Hopefully they reduce the cost overall. As soon as people are taken off it, whether that be because they finished their trial or they get out priced, appetite shoots right back to what it was before and the weight comes back with it unless the person changed their habits.
This seems to be a great outcome if you're the drugmaker. You don't want your medicine to cure the patient, otherwise they'll stop buying it.

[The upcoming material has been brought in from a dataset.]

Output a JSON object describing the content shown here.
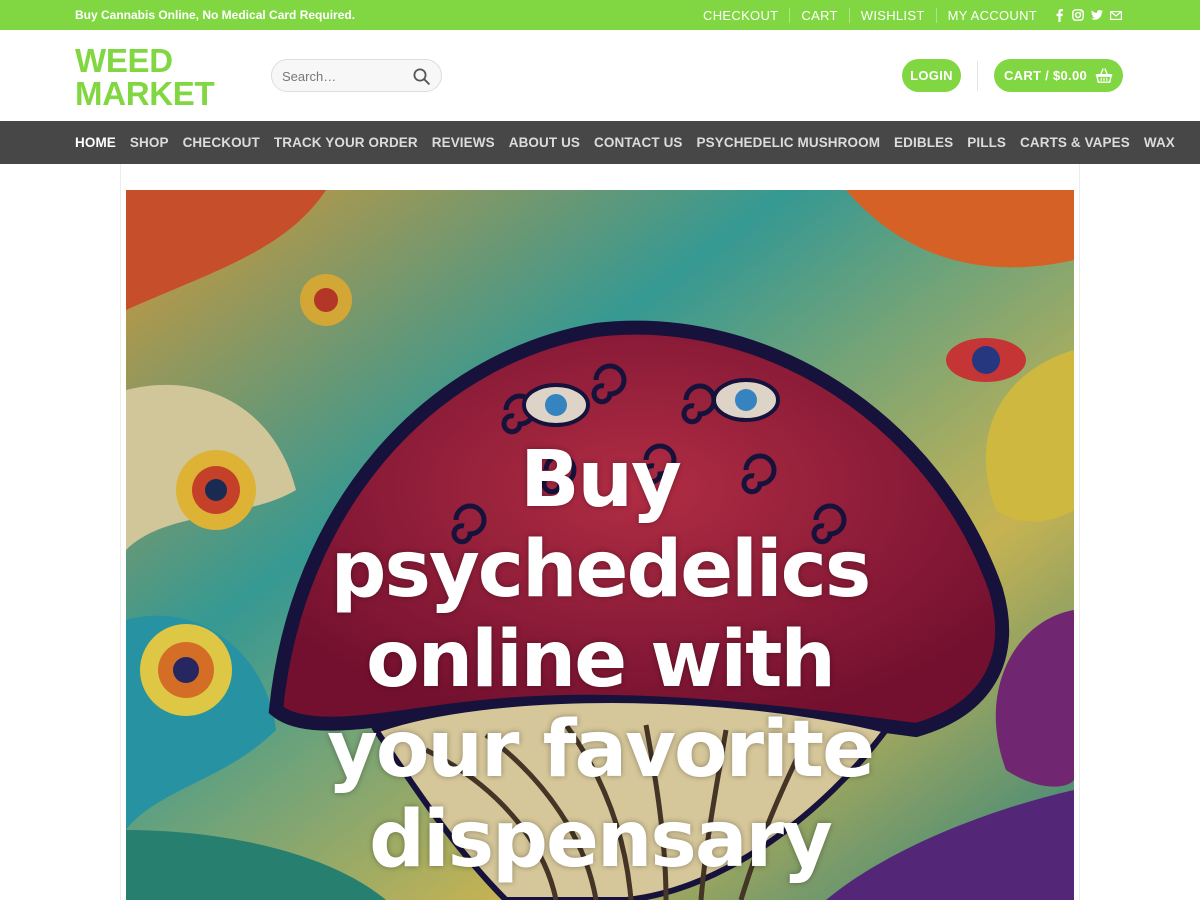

I bet if they found an alternate drug that worked permanently after N doses, they'd bury it and never productize it.
As far as I know the pharmaceutical companies have not adopted a strategy of attempting to undermine or block surgical treatments, which you'd expect if their operating strategy was as you say.
Love a good conspiracy & not a biologist / chemist, but I don't thing such a drug is even possible in our current state of technology.
Treatments that are "one (or N) & done" tend to be surgical procedures which physical change your body or vaccines which train your immune system (which has a sort of viral memory bank).
Most other regular drug treatments are introducing chemicals into the body which your body consumes/breaks down/etc. The body is always self repairing, replacing cells, etc.
As a layperson, I conceptualize altering brain chemistry via a drug is a temporary thing the way adjusting your pools chemistry is. You have to constantly replenish with new chemicals as everything is constantly breaking down and changing.